Texture is an important factor. We don’t like our stuffing dry and crumbly, but it shouldn’t become soggy or turn into a rubbery mass, either. It should resemble a perfect bread pudding in “mouthfeel.” We want to be able to distinguish a few chewy lumps of white bread. And Mom never used anything with health-conscious grains or crusty French bread, just plain Love’s white bread.
Instead of using the toaster, last year I patted myself on the back for toasting the bread more efficiently in the regular oven, after cutting it into too-little squares and drizzling it with oil. I ended up with brittle croutons, which just dissolved into a mushy mess once I added it to the broth mixture — it didn’t even look like Mom’s.
So I retoasted another loaf of bread the old-fashioned way, making sure to leave the inside a bit chewy, then cut it into cubes. Mom also threw in a portion of Love’s premade stuffing mix, which does have the texture of crunchy croutons. But she used it just as a filler or as a supplement if the stuffing got too wet. (I don’t think she used the enclosed seasoning packet, so I left it out.)
This year, I got the recipe down to three versions, and it dawned on me that all the tweaking and tasting is part of the tradition, because Mom went through the same process even after decades. Every cook modifies a recipe to suit her own tastes and to avoid taboo items her family doesn’t like. With this disclaimer in place, and emphasis on the word “approximate,” I offer this recipe, merely as a guide.
MOM’S SAGE STUFFING
By Harriet Gee
- 6 ounces sliced bacon, cut in 2-inch pieces
- 2 16-ounce packages of Farmer John links or a roll of pork sausage
- 2 cups EACH celery and onion, chopped
- 7 cloves garlic, chopped
- 1/2 teaspoon EACH salt and pepper
- 1/2 teaspoon crushed dried rosemary
- 1 tablespoon plus 1 teaspoon rubbed sage (see note)
- 2 teaspoons dried thyme
- 3 bay leaves
- 1 (32-ounce) box unsalted chicken broth
- 4 ounces butter
- 1 cup water
- 10 cups white bread (almost 1 loaf), cubed
- 4 cups Love’s Stuffing Mix
In a large pot with a wide bottom, brown bacon until crisp; drain on paper towels. Pour out excess oil. Brown sausage, remove from pot and drain on paper towels. Pour out excess oil. Brown celery and onions, then add garlic. Add herbs and seasonings, then chicken broth, butter and water; simmer 1 hour.
Meanwhile, toast and cut up the bread. Use a toaster to toast each slice of bread, making it light to medium brown (not hard). Cut slices into 3/4-inch cubes. Set aside. (This part can be done the day before.)
Remove the pot from heat. Mix in premade stuffing (discard seasoning packet), and once the liquid is absorbed, add white bread cubes. Mix and let sit at least an hour in the refrigerator, then mix again.
Heat oven to 300 degrees. Place stuffing in a greased medium baking dish, cover with foil, and bake 30 to 40 minutes.

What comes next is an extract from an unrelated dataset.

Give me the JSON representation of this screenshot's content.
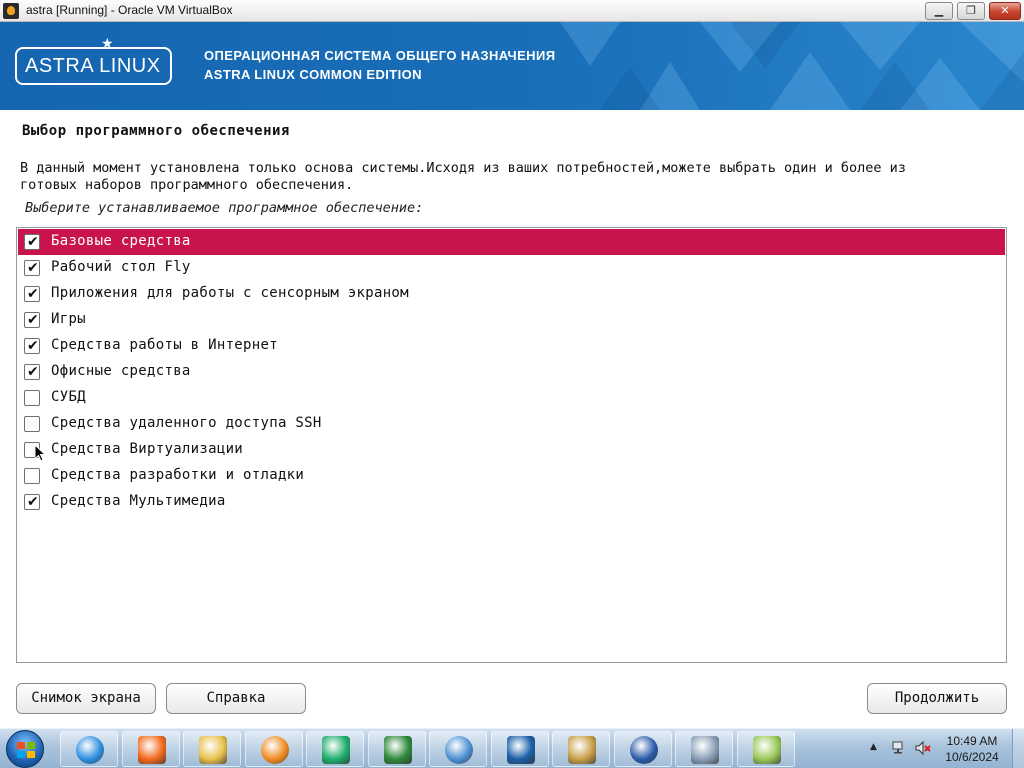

If you like a crust, increase heat to 350 degrees; remove foil. Bake 15 minutes more, to let top brown. Serves 10.
>> Note: Rubbed sake, aka “Dalmatian” sage, may be found in most supermarkets. If using ground sage, use less; if using fresh, 7 minced sage leaves equal about 1 teaspoon of ground sage.

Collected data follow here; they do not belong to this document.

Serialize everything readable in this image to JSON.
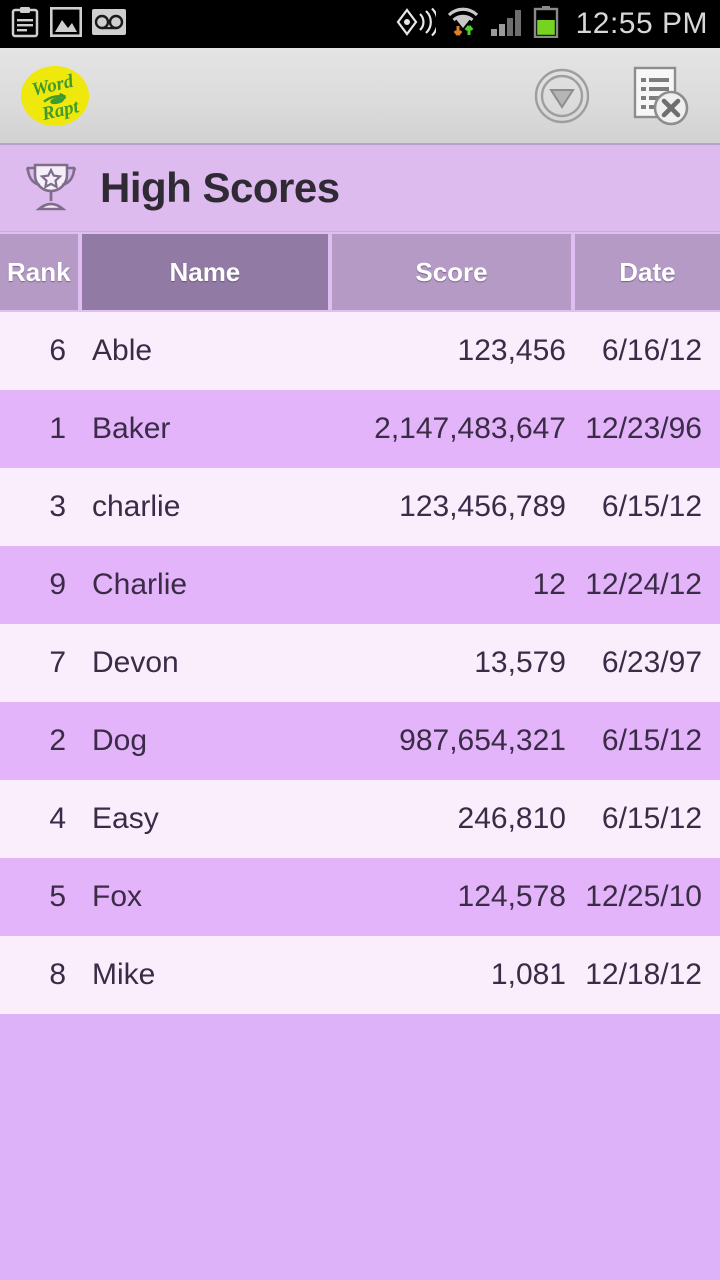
{
  "status_bar": {
    "time": "12:55 PM",
    "left_icons": [
      "clipboard-icon",
      "gallery-image-icon",
      "voicemail-icon"
    ],
    "right_icons": [
      "gps-location-icon",
      "wifi-icon",
      "cellular-signal-icon",
      "battery-icon"
    ]
  },
  "app_bar": {
    "logo_line1": "Word",
    "logo_line2": "Rapt",
    "logo_bg": "#efe80d",
    "logo_text_color": "#3f9b2f",
    "actions": [
      {
        "name": "collapse-download-button",
        "icon": "circle-chevron-down-icon"
      },
      {
        "name": "clear-list-button",
        "icon": "list-remove-icon"
      }
    ]
  },
  "title_bar": {
    "icon": "trophy-icon",
    "title": "High Scores"
  },
  "table": {
    "columns": [
      {
        "key": "rank",
        "label": "Rank",
        "active": false
      },
      {
        "key": "name",
        "label": "Name",
        "active": true
      },
      {
        "key": "score",
        "label": "Score",
        "active": false
      },
      {
        "key": "date",
        "label": "Date",
        "active": false
      }
    ],
    "sorted_by": "Name",
    "rows": [
      {
        "rank": "6",
        "name": "Able",
        "score": "123,456",
        "date": "6/16/12"
      },
      {
        "rank": "1",
        "name": "Baker",
        "score": "2,147,483,647",
        "date": "12/23/96"
      },
      {
        "rank": "3",
        "name": "charlie",
        "score": "123,456,789",
        "date": "6/15/12"
      },
      {
        "rank": "9",
        "name": "Charlie",
        "score": "12",
        "date": "12/24/12"
      },
      {
        "rank": "7",
        "name": "Devon",
        "score": "13,579",
        "date": "6/23/97"
      },
      {
        "rank": "2",
        "name": "Dog",
        "score": "987,654,321",
        "date": "6/15/12"
      },
      {
        "rank": "4",
        "name": "Easy",
        "score": "246,810",
        "date": "6/15/12"
      },
      {
        "rank": "5",
        "name": "Fox",
        "score": "124,578",
        "date": "12/25/10"
      },
      {
        "rank": "8",
        "name": "Mike",
        "score": "1,081",
        "date": "12/18/12"
      }
    ]
  },
  "colors": {
    "row_odd": "#faeefc",
    "row_even": "#e3b4fa",
    "header_cell": "#b49ac4",
    "header_cell_active": "#917aa3",
    "title_bar": "#ddbbee",
    "page_background": "#deb2f8",
    "app_bar": "#dcdcdc"
  }
}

Approximate nutritional information, per serving: 700 calories, 50 g total fat, 20 g saturated fat, 120 mg cholesterol, greater than 1,500 mg sodium, 37 g carbohydrate, 3 g fiber, 5 g sugar, 24 g protein.
Harriet Gee, was a Honolulu Star-Bulletin reporter for about 40 years, covering the courts for 18 years and writing the popular “Kokua Line” column for 13. She died in January 2016 at age 89.